Consider a horizontal slice of water of thickness dh at a height h above the bottom of the tank. The width at this point is 3'*h/1'=3h, the length of the tank is 10'. So the volume of the slice is 3h*10*dh. Therefore the volume increase per unit thickness is dV/dh = 30h.

Consequently the rise in level per unit time is
f(h)=
(dV/dt)/(dV/dh)
= 12 ft³/min. / 30h ft²
=(2/(5h)) ft/min. (h>0)

For h = 6" = 0.5', substitute h=0.5 in f(h) to get the rate.

• calculus -

When you see questions that contain the phrase "how fast" , they are usually answered with something like
12 feet/second, or 50 kmh, or 80 mph.
If y is some kind of distance then dy/dt is the rate at which y changes with respect to t, (the time).
If you have dy/dx it means, "the rate at which y changes in relation to x"
Slope is such an example.
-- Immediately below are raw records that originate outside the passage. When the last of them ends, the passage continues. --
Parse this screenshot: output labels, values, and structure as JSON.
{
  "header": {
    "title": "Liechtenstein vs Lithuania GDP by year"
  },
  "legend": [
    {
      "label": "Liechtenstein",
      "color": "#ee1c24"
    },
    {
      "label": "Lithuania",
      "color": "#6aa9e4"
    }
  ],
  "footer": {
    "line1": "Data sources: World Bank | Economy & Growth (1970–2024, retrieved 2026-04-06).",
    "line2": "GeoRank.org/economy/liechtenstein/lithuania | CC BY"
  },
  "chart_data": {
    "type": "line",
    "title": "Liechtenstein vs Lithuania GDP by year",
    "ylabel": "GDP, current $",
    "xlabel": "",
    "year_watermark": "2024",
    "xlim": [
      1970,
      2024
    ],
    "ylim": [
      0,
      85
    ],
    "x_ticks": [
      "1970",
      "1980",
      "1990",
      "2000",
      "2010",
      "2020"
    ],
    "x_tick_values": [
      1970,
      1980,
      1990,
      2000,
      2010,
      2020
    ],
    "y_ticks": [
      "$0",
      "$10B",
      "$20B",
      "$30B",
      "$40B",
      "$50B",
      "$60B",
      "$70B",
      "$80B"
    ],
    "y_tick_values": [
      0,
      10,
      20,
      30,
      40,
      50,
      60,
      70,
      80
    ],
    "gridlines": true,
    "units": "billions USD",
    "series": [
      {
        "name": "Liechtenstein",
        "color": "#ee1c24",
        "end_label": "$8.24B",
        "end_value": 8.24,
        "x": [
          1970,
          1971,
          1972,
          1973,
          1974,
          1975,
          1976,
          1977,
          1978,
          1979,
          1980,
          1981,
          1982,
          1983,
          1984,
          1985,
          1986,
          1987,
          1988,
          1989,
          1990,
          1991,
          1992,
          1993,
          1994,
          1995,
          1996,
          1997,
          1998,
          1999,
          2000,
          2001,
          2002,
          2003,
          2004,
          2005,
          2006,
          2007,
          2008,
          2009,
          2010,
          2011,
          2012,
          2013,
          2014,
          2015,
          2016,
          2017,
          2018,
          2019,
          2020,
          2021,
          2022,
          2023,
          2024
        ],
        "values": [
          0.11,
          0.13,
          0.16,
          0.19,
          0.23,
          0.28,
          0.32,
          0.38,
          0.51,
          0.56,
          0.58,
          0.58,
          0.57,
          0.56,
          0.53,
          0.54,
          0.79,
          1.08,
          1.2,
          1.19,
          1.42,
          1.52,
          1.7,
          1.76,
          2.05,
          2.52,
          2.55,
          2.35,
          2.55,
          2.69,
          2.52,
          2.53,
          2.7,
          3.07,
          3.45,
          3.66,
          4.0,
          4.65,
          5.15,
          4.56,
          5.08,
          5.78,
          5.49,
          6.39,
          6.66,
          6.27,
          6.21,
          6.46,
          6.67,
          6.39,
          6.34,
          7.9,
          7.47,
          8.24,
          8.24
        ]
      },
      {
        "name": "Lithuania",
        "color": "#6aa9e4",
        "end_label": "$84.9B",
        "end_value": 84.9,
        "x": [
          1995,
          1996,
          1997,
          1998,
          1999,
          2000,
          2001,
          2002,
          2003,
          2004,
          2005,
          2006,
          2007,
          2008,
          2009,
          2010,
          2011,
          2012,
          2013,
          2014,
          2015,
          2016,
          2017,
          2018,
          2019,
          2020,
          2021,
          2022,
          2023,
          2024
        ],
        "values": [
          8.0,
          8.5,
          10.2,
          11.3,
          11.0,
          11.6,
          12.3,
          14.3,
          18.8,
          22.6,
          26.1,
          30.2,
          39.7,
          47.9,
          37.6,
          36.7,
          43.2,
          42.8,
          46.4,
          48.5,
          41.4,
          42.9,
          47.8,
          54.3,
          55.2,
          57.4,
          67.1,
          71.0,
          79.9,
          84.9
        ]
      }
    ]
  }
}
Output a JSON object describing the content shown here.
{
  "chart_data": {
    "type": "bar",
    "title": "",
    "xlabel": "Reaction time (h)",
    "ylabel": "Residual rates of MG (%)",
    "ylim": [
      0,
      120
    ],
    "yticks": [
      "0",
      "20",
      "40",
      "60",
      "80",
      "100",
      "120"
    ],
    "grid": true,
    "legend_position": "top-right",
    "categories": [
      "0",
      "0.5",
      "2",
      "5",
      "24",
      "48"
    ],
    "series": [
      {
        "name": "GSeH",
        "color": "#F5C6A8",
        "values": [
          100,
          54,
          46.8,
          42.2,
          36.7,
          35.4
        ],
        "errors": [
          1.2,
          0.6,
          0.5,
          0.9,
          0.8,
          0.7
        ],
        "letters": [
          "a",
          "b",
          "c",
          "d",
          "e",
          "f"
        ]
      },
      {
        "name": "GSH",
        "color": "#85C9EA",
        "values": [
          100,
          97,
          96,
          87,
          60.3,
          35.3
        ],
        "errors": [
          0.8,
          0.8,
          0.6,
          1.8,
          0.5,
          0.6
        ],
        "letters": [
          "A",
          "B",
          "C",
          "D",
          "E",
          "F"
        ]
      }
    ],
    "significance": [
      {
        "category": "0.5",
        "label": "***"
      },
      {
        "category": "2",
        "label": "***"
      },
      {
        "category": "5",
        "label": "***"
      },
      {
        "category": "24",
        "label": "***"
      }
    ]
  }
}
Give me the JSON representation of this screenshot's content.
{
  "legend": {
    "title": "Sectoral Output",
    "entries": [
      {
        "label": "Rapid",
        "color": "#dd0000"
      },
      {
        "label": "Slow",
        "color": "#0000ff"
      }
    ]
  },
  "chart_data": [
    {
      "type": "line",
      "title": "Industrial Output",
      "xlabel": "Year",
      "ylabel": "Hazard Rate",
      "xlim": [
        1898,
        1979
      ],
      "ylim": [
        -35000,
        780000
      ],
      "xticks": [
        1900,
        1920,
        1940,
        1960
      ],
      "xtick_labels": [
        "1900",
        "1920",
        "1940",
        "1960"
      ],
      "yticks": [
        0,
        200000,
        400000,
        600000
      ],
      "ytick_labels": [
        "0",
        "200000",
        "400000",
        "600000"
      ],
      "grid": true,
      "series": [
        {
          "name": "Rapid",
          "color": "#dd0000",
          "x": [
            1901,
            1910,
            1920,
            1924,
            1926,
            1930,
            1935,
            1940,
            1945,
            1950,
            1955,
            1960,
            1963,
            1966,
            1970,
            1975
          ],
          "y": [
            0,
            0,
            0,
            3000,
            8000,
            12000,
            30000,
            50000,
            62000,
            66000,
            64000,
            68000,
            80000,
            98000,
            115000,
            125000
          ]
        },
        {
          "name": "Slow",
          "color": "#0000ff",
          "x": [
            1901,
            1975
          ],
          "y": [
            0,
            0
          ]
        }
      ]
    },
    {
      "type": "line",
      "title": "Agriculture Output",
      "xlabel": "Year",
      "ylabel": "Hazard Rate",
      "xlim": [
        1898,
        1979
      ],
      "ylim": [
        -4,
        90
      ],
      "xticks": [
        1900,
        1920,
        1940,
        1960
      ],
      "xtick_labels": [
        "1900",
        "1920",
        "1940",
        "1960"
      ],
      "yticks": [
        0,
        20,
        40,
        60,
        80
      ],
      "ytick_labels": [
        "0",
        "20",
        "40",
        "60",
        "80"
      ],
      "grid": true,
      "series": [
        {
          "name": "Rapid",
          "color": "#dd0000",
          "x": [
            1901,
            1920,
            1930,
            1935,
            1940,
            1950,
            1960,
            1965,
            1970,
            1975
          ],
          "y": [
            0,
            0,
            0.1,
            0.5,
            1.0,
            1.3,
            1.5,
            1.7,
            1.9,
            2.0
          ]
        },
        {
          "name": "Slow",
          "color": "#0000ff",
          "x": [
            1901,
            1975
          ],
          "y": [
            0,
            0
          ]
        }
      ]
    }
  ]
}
I the rise is y and the run is x, then dy/dx is the rate at which the rise (y) changes for every unit of the run (x)

for your problem above, let's first find an expression for the volume ...
Volume = area of triangle x 10

Make a sketch showing the depth of the water to be y ft and the length of the water level to be x ft
by ratio: x/y = 3/1
then y = x/3 or x = 3y

volume of water = (1/2)(x)(y)(10)
= 5xy = 5y(3y) = 15y^2

differentiate with respect to t (we need dy/dt)
dV/dt = 30y dy/dt
we are given dV/dt = 12 ft^3/min , and y = 6 inches = .5 ft

dV/dt = 15y dy/dt
12 = 15(.5) dy/dt
dy/dt = 12/7.5 = 1.6

So at the precise moment when the depth is 6 inches, the water level is rising at a rate of 1.6 ft/minute.

check my arithmetic.

• typo - calculus -

Sure enough I have a typo.

I had dV/dt = 30y dy/dt, but for some strange reason typed it as 15y dy/dt two lines later.

so near the end

dV/dt = 30y dy/dt
12 = 30(.5) dy/dt
dy/dt = 12/15 = 0.8 ft/min

So at the precise moment when the depth is 6 inches, the water level is rising at a rate of 0.8 ft/minute.